I put out my triangle as I'm only a 100m past the roundabout with a blind exit and station my 16 year old nephew at roundabout exit to ensure people see it and the boat. Meanwhile I remove the wheel/hub and replace what's left of the outer bearings. I managed to limp to safe parking (in a factory car park with 24 hour security -so not all bad) making the worst noises you can imagine. I've sourced what I hope are the correct hubs (Hu004 for a Snipe) and will hopefully replace and recover this evening. As ever thankful no-one was hurt and everything is fixable however I'd better not get a puncture in the car as the jack is under the boat!
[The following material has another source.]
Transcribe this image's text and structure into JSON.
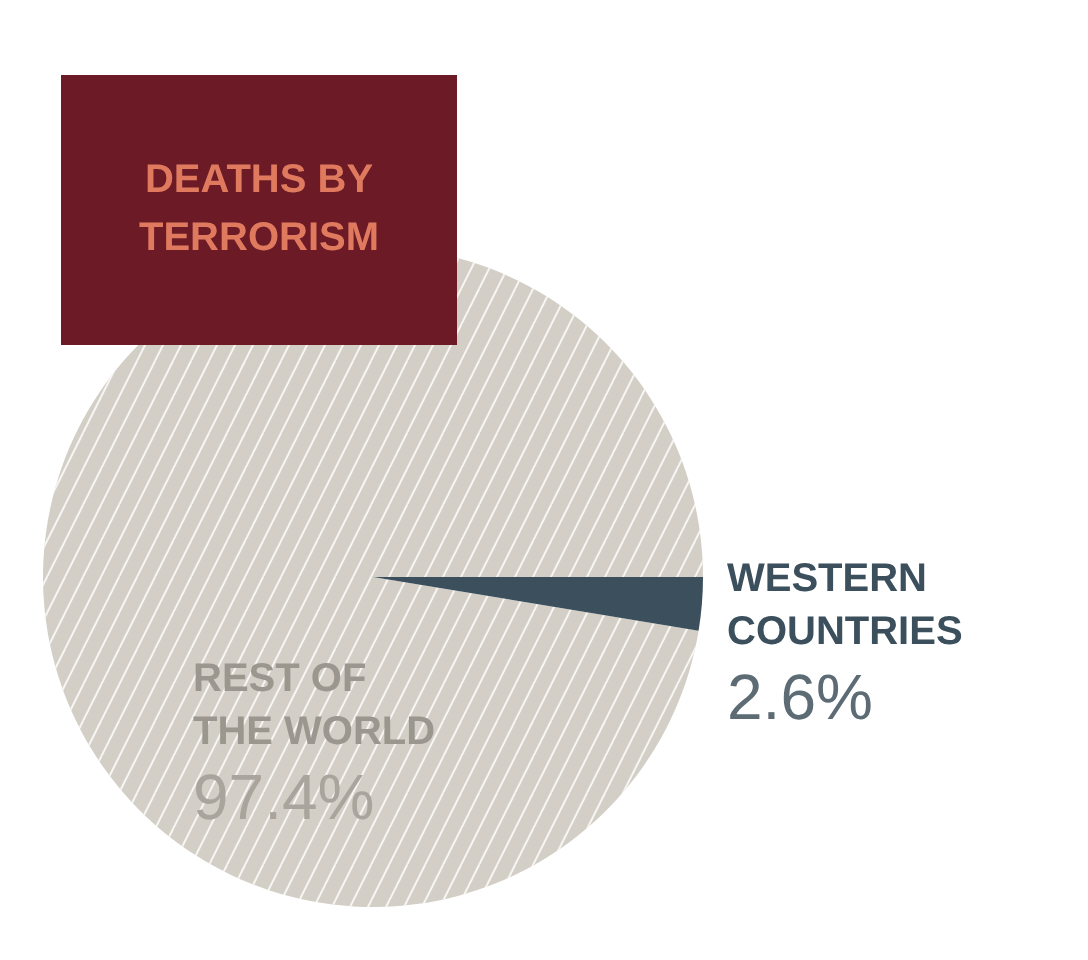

My contribution to the original post is I recovered as above and the trailer is well out of warranty. I do think I might have actually been better off limping to secure parking before the damage assessment as the hub went back on in worse condtion than it came off as the outer race came apart with the hub removal but that's hind-sight for you! I check and grease the bearings start of every season and replace if required. I learned the hard way before never to tow without a proper socket set and a scissors jack. The bearing hub was still full of grease with no signs of rusting anywhere although the whole thing was a pretty well destroyed. I regularly grease and check my wheels but this gap in use was unusally long so my conclusion is leaving the trailer stationary for a long time was my undoing with the inner race getting some corrosion at the contact points. What was astonishing was the rate of and scale of the bearing failure - possibly hastened by hitting a builders poorly refilled trench across the road near my house.
I have used bearing buddies but as much of my use involves trips of less than a mile to the slip I don't think they work in that situation and prefer a grease nipple and gun. However I do find that the bearing cap tends to 'hydraulic' out before the hub is properly packed with grease. My experience is buddies work only when the hubs heat up and thin the grease. I have used them on a braked trailer and had no problem with them contaminating the shoes. In fact I wished they would leak a little into the drums given the rust in brake systems!